Marcia* from South America - A case of human trafficking in Ireland.
All Marcia wanted was a brighter future for her son, and to support her parents as they got older. This is Marcia’s story.
My name is Marcia.* I was born in a large city in South America and I am 30 years old. I have one son who celebrated his eight birthday in January this year. I come from a family of simple, humble, hard-working people. I finished my studies at secondary school and went on to train and work as a hairdresser. I got my first job in a busy city centre salon.
I was in a relationship with the father of my son from when I was at school. But six months after the baby was born, things got difficult and we split up. After that, he went to work in the United States and I have not seen him since. From that time, I have been a single parent, bringing up my son on my own. I am so proud of my boy and so proud to be his mother.
As soon as I landed in Dublin airport, a taxi driver took me to a town in what I now know as the midlands of Ireland. He left me at the door of the apartment building. I had already got a message that the key to the apartment – number 3 - was in the hallway. It was. So I just went in and waited for what I was going to be told to do to do next.
My next instruction was a total and terrible shock to me. I was told over the phone that I had to do prostitution. I could not believe it. I was horrified, disgusted. Never in my life had I ever thought of doing that. Never. That was not me. It never would be. It was not the way I was raised. I instantly refused to do it. But Ligia said I had no choice. I was going nowhere until I had paid my debt. She made it clear that I had thousands to pay back: for the flights, what I owed her and the fee for Fernanda. Fernanda’s fee? That was the first I had heard of it.
I realized then, that Fernanda had tricked and sold me. I felt betrayed and unbelievably sad. I thought there was no escape, I owed so much money to Ligia, I I – and my family -would be tracked down and punished. Getting in contact with the police back home would be a waste of time, in my country, there is little chance that a person in a situation like mine would get protection from the authorities.
So I eventually had to accept – of at least live with - my dreadful new reality. Maybe this could be a quick way to put together the money I need for my business, I would tell myself. It will not be forever. I would get home eventually.
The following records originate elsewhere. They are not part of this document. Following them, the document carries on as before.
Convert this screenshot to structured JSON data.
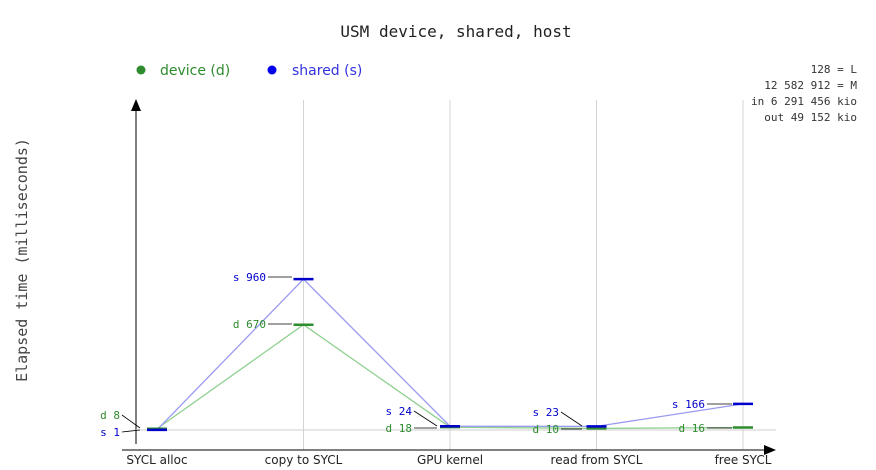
{
  "chart_data": {
    "type": "line",
    "title": "USM device, shared, host",
    "ylabel": "Elapsed time (milliseconds)",
    "xlabel": "",
    "categories": [
      "SYCL alloc",
      "copy to SYCL",
      "GPU kernel",
      "read from SYCL",
      "free SYCL"
    ],
    "series": [
      {
        "name": "device (d)",
        "prefix": "d",
        "color": "#2e8b2e",
        "line_color": "#90d090",
        "values": [
          8,
          670,
          18,
          10,
          16
        ]
      },
      {
        "name": "shared (s)",
        "prefix": "s",
        "color": "#0000cc",
        "line_color": "#9a9af0",
        "values": [
          1,
          960,
          24,
          23,
          166
        ]
      }
    ],
    "ylim": [
      0,
      2100
    ],
    "grid": "vertical",
    "legend": "top-left",
    "info_lines": [
      "128 = L",
      "12 582 912 = M",
      "in 6 291 456 kio",
      "out 49 152 kio"
    ]
  }
}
I would be back with my child, my friends and family, my real life.
Some weeks after I started working for Ligia, I realized how little money I was actually able to keep for myself. I had to pay €700 every week for the rent; I had to hand over 50% of the money I got from clients. Then there was the cost of the ad for the website, taxis and food. I also had to pay back the debt I owed for the airfare and the money she had paid to Fernanda.
I was given instructions by phone and just had to go where I was told. I never saw Ligia or anyone, really. But I was controlled all the time. I was under surveillance and it was frightening. Ligia’s partner had connections with a drugs cartel. Someone knew if I was out and for how long. Someone was always constantly calling, always checking up…. I was probably being watched all the time.
“I felt depressed, angry, ashamed, dirty. It was my fault for being so stupid to get into all this.“
How would I start to get my life and my dignity back? Would I even get out alive? How would I survive and live my normal life again? Could I ever be happy again? Who could I ever trust again?
The decision I eventually made was just to run away. I’ll always remember the exact moment I walked into the Garda station.
What has Marcia’s story shown us?
Marcia’s story, and so many others like her, shows us ‘The Means’ of trafficking, the ways in which a trafficker coerces, deceives and manipulates someone into staying. Too afraid to leave, being forced to pay back ‘accumulated debt’ for travel, website fees, flights and accommodation. The recruiter knowing Marcia back in her home town, where she worked, details about her family made it all the more terrifying because there is that connection to your family.
Feelings of shame, that she somehow brought it on herself leading to depression and humiliation. A lack of trust in the authorities in her home country can lead to fear of contacting the authorities in Ireland.
Marcia’s story has been shared by Ruhama and re-created by Marcia’s caseworkers. *All names have been changed to protect identities. This story has been published with Ruhama’s permission.